Of course, multifamily forbearance gives tenants protection in other ways, too. If a landlord falls behind on mortgage payments and the lender initiates foreclosure proceedings, anyone living in that property could be forced to move. Tenants are less likely to lose their homes if landlords have more leeway.

Rental assistance is on the way

A large number of tenants haven't been able to pay rent during the pandemic and most people agree they need help. But some landlords aren't in a strong enough financial position to let them off the hook. After all, they have their own bills to pay. Multifamily forbearance helps.

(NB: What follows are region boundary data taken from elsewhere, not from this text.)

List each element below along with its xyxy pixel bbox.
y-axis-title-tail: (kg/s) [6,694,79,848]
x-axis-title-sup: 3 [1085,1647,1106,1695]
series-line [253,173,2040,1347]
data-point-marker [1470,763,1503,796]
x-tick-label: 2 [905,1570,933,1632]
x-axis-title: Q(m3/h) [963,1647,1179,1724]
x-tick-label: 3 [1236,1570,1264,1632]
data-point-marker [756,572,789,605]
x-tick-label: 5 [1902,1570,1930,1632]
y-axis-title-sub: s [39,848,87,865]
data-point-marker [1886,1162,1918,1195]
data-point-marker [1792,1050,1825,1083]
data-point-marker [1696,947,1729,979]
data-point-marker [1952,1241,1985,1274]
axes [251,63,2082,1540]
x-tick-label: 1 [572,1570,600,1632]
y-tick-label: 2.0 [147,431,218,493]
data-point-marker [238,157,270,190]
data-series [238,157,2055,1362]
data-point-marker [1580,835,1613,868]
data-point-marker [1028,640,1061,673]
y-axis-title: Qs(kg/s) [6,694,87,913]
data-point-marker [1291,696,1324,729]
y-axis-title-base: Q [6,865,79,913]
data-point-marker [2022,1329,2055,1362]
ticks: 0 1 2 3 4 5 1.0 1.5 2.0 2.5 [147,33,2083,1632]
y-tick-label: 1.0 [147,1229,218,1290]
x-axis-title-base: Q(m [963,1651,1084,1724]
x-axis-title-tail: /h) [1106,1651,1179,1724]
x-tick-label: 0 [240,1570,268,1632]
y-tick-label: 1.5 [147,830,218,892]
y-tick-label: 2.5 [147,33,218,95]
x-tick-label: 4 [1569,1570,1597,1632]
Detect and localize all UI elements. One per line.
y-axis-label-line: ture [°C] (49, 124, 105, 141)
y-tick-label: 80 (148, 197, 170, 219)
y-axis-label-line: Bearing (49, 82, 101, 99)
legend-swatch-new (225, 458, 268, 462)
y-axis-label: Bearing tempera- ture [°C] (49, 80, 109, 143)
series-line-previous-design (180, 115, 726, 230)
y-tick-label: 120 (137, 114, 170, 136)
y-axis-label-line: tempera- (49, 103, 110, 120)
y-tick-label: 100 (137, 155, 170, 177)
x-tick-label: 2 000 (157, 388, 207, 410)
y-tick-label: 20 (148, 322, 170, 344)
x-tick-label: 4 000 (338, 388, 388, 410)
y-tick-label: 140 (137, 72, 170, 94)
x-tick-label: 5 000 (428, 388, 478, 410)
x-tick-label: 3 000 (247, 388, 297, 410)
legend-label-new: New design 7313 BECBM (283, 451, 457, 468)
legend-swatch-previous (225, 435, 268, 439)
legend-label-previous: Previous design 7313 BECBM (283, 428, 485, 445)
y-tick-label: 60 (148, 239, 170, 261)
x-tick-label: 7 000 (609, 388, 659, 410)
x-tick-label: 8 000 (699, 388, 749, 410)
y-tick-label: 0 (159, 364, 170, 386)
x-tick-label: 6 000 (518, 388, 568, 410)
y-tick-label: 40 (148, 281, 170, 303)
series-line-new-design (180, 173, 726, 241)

And the fact that it's been extended gives landlords and tenants more breathing room to ride out the pandemic.

Incidentally, the new $1.9 trillion coronavirus relief package that's in the works also includes money for rental assistance, as well as mortgage assistance. If enough tenants are able to use those funds to catch up on their rent, it could, in turn, help landlords better manage their expenses. Forbearance can pause mortgage payments, but it doesn't address property taxes, maintenance, and the many other expenses that go into operating a building. Giving tenants money to catch up on their rent will also landlords.